The first is to strengthen industrial control, improve industrial regulations, curb false traffic and digital fraud, and actively promote the construction of a healthy and transparent digital ecological environment. Second, a third-party independent monitoring agency needs to be deployed to integrate digital advertising monitoring standards and improve the transparency of traffic monitoring.

4.4.2. Open Data Sharing and Increase the Transparency of Data Circulation

In the context of big data, the accumulation of big data enables the advertising industry to systematically study the characteristics of the target population and achieve accurate digital distribution. Data fragmentation and data barriers are the biggest obstacles to the innovation and development of digital advertising. The biggest obstacle to sharing opening data is the uneven distribution of benefits among all parties in the digital supply chain. Since digital advertising belongs to an emerging industry and various systems are not yet complete, blindly open data may bring security risks. Therefore, an integrated data trading platform must be established, and a scientific data circulation system must be established so that media stakeholders can release data and improve the transparency of data circulation, which will help us fully integrate data.
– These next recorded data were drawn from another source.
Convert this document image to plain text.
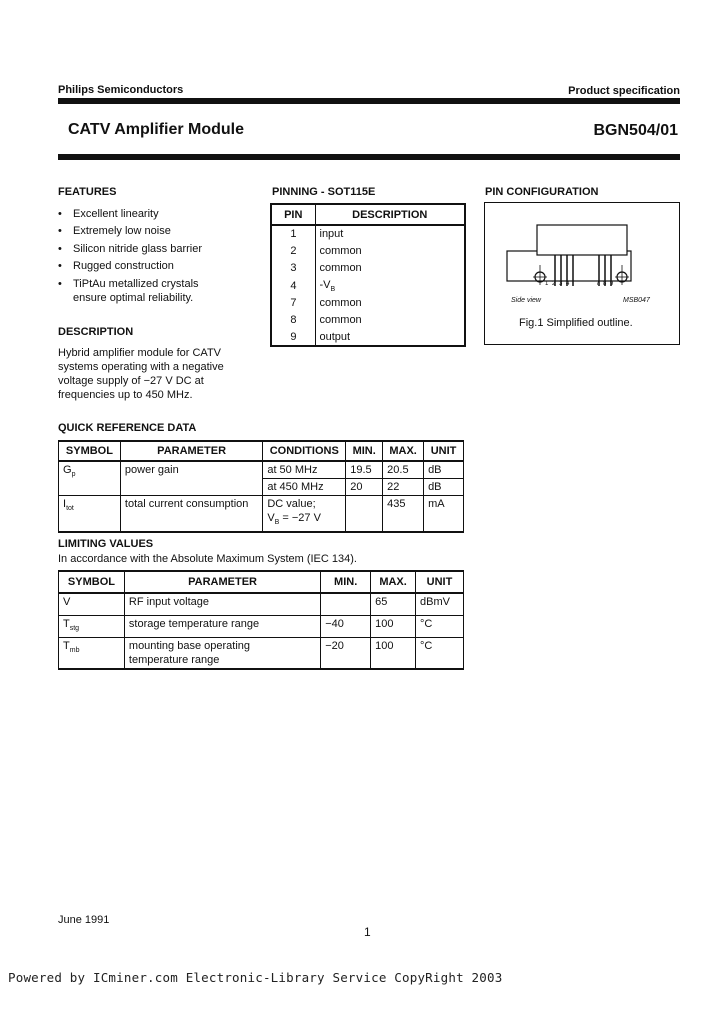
Philips Semiconductors	Product specification
CATV Amplifier Module	BGN504/01
FEATURES
• Excellent linearity
• Extremely low noise
• Silicon nitride glass barrier
• Rugged construction
• TiPtAu metallized crystals
ensure optimal reliability.
DESCRIPTION
Hybrid amplifier module for CATV
systems operating with a negative
voltage supply of −27 V DC at
frequencies up to 450 MHz.
PINNING - SOT115E
PIN	DESCRIPTION
1	input
2	common
3	common
4	$-V_B$
7	common
8	common
9	output
PIN CONFIGURATION
1 2 3 4	7 8 9
Side view	MSB047
Fig.1 Simplified outline.
QUICK REFERENCE DATA
SYMBOL	PARAMETER	CONDITIONS	MIN.	MAX.	UNIT
$G_p$	power gain	at 50 MHz	19.5	20.5	dB
		at 450 MHz	20	22	dB
$I_{tot}$	total current consumption	DC value;
$V_B = -27$ V		435	mA
LIMITING VALUES
In accordance with the Absolute Maximum System (IEC 134).
SYMBOL	PARAMETER	MIN.	MAX.	UNIT
V	RF input voltage		65	dBmV
$T_{stg}$	storage temperature range	−40	100	°C
$T_{mb}$	mounting base operating
temperature range	−20	100	°C
June 1991
1
Powered by ICminer.com Electronic-Library Service CopyRight 2003
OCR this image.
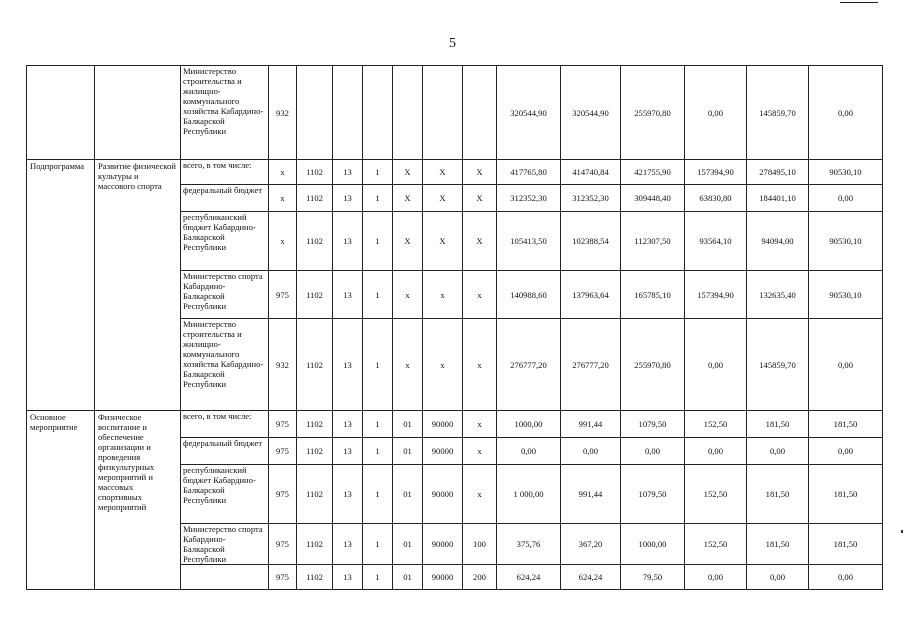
5
		Министерство строительства и жилищно-коммунального хозяйства Кабардино-Балкарской Республики	932							320544,90	320544,90	255970,80	0,00	145859,70	0,00
Подпрограмма	Развитие физической культуры и массового спорта	всего, в том числе:	x	1102	13	1	X	X	X	417765,80	414740,84	421755,90	157394,90	278495,10	90530,10
		федеральный бюджет	x	1102	13	1	X	X	X	312352,30	312352,30	309448,40	63830,80	184401,10	0,00
		республиканский бюджет Кабардино-Балкарской Республики	x	1102	13	1	X	X	X	105413,50	102388,54	112307,50	93564,10	94094,00	90530,10
		Министерство спорта Кабардино-Балкарской Республики	975	1102	13	1	x	x	x	140988,60	137963,64	165785,10	157394,90	132635,40	90530,10
		Министерство строительства и жилищно-коммунального хозяйства Кабардино-Балкарской Республики	932	1102	13	1	x	x	x	276777,20	276777,20	255970,80	0,00	145859,70	0,00
Основное мероприятие	Физическое воспитание и обеспечение организации и проведения физкультурных мероприятий и массовых спортивных мероприятий	всего, в том числе:	975	1102	13	1	01	90000	x	1000,00	991,44	1079,50	152,50	181,50	181,50
		федеральный бюджет	975	1102	13	1	01	90000	x	0,00	0,00	0,00	0,00	0,00	0,00
		республиканский бюджет Кабардино-Балкарской Республики	975	1102	13	1	01	90000	x	1 000,00	991,44	1079,50	152,50	181,50	181,50
		Министерство спорта Кабардино-Балкарской Республики	975	1102	13	1	01	90000	100	375,76	367,20	1000,00	152,50	181,50	181,50
			975	1102	13	1	01	90000	200	624,24	624,24	79,50	0,00	0,00	0,00
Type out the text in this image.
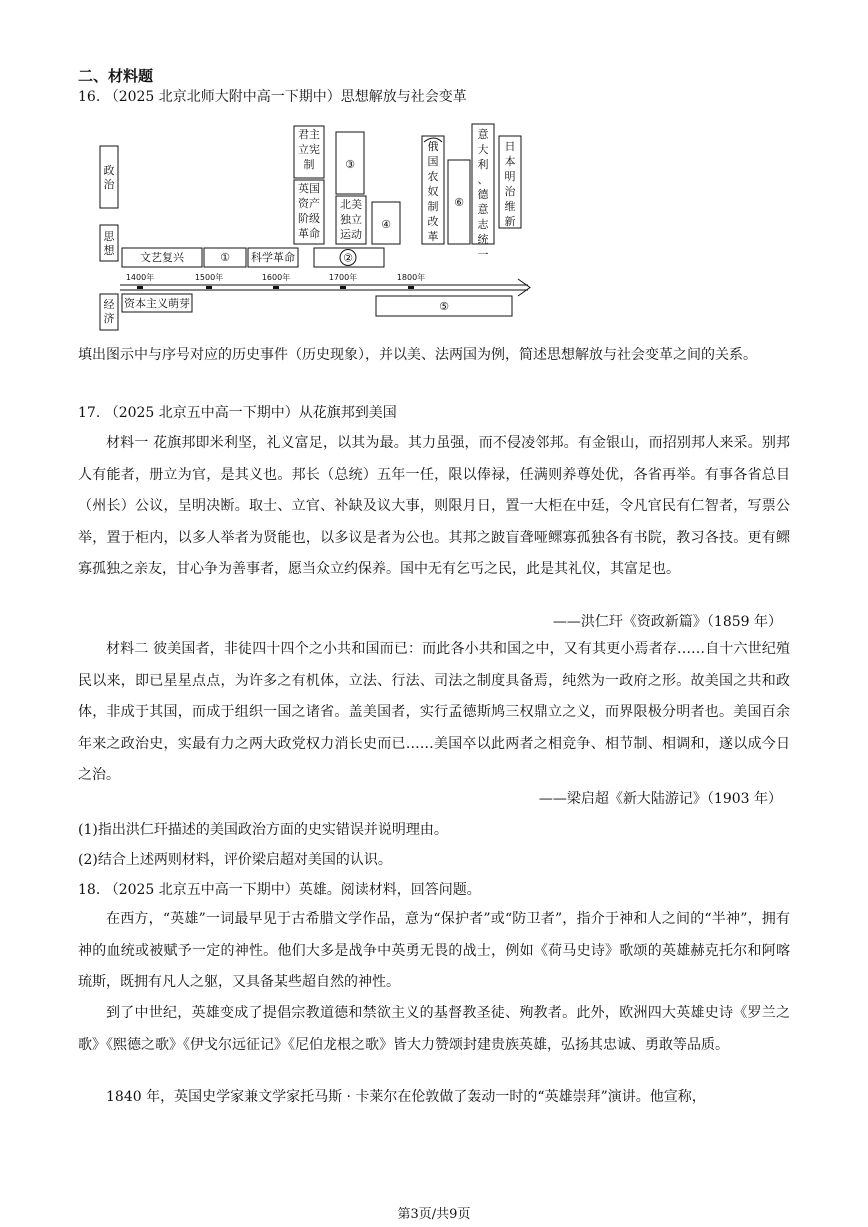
二、材料题
16. （2025 北京北师大附中高一下期中）思想解放与社会变革
政治
思想
经济
君主立宪制
英国资产阶级革命
③
北美独立运动
④
俄国农奴制改革
⑥
意大利、德意志统一
日本明治维新
文艺复兴	① 科学革命	②
资本主义萌芽	⑤
1400年	1500年	1600年	1700年	1800年
填出图示中与序号对应的历史事件（历史现象），并以美、法两国为例，简述思想解放与社会变革之间的关系。
17. （2025 北京五中高一下期中）从花旗邦到美国
材料一 花旗邦即米利坚，礼义富足，以其为最。其力虽强，而不侵凌邻邦。有金银山，而招别邦人来采。别邦人有能者，册立为官，是其义也。邦长（总统）五年一任，限以俸禄，任满则养尊处优，各省再举。有事各省总目（州长）公议，呈明决断。取士、立官、补缺及议大事，则限月日，置一大柜在中廷，令凡官民有仁智者，写票公举，置于柜内，以多人举者为贤能也，以多议是者为公也。其邦之跛盲聋哑鳏寡孤独各有书院，教习各技。更有鳏寡孤独之亲友，甘心争为善事者，愿当众立约保养。国中无有乞丐之民，此是其礼仪，其富足也。
——洪仁玕《资政新篇》（1859 年）
材料二 彼美国者，非徒四十四个之小共和国而已：而此各小共和国之中，又有其更小焉者存……自十六世纪殖民以来，即已星星点点，为许多之有机体，立法、行法、司法之制度具备焉，纯然为一政府之形。故美国之共和政体，非成于其国，而成于组织一国之诸省。盖美国者，实行孟德斯鸠三权鼎立之义，而界限极分明者也。美国百余年来之政治史，实最有力之两大政党权力消长史而已……美国卒以此两者之相竞争、相节制、相调和，遂以成今日之治。
——梁启超《新大陆游记》（1903 年）
(1)指出洪仁玕描述的美国政治方面的史实错误并说明理由。
(2)结合上述两则材料，评价梁启超对美国的认识。
18. （2025 北京五中高一下期中）英雄。阅读材料，回答问题。
在西方，“英雄”一词最早见于古希腊文学作品，意为“保护者”或“防卫者”，指介于神和人之间的“半神”，拥有神的血统或被赋予一定的神性。他们大多是战争中英勇无畏的战士，例如《荷马史诗》歌颂的英雄赫克托尔和阿喀琉斯，既拥有凡人之躯，又具备某些超自然的神性。
到了中世纪，英雄变成了提倡宗教道德和禁欲主义的基督教圣徒、殉教者。此外，欧洲四大英雄史诗《罗兰之歌》《熙德之歌》《伊戈尔远征记》《尼伯龙根之歌》皆大力赞颂封建贵族英雄，弘扬其忠诚、勇敢等品质。
1840 年，英国史学家兼文学家托马斯 · 卡莱尔在伦敦做了轰动一时的“英雄崇拜”演讲。他宣称，
第3页/共9页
To increase the display rate of advertisements, participants need to work together in all aspects of digital advertising. For advertisements that have not yet attracted us, the brand still needs to develop a strategy to convey the message to relevant consumers. Ads in apps, native ads, and ads that are more closely integrated with media operator content are not easy to block. Brands must have confidence to make consumers willing to accept brand messages, develop content strategies, sponsor and establish partnerships, and so on. Advertisers are victims of the opaque digital advertising industry chain and are often organizers. Advertisers usually over-buy certain performance indicators and ignore the quality of advertising traffic, which indirectly leads to the generation of invalid traffic. Therefore, the establishment of a scientific and reasonable evaluation method for advertisers can effectively reduce the digital fraud motives of agencies and media and improve the display effect of advertisements.

5. Conclusions

The framework of this article starts from the actual Chinese pronunciation, learns more complex prosody rules, and uses data mining technology to improve the quality of synthesized speech and improve the synthesized speech, making the synthesized speech more natural. This article summarizes and analyzes related issues in the fields of data mining and speech synthesis and proposes how to use data mining to extract prosody rules and obtain good results. Finally, in the context of e-commerce banner advertising design, based on voice data mining and artificial intelligence, a complex banner advertising picture-aided design system based on parameter design is constructed. The purpose is to enable creativity to be embodied in a visible way and to change the parameters of the design process to create different design systems. More importantly, through the design process of many Internet banner advertisements, more relevant design thinking and design habits can be discovered.

Data Availability

The data used to support the findings of this study are available from the corresponding author upon request.

Conflicts of Interest

The authors declare that they have no conflicts of interest.

Acknowledgments

This work was supported by the Shandong Foreign Trade Vocational College.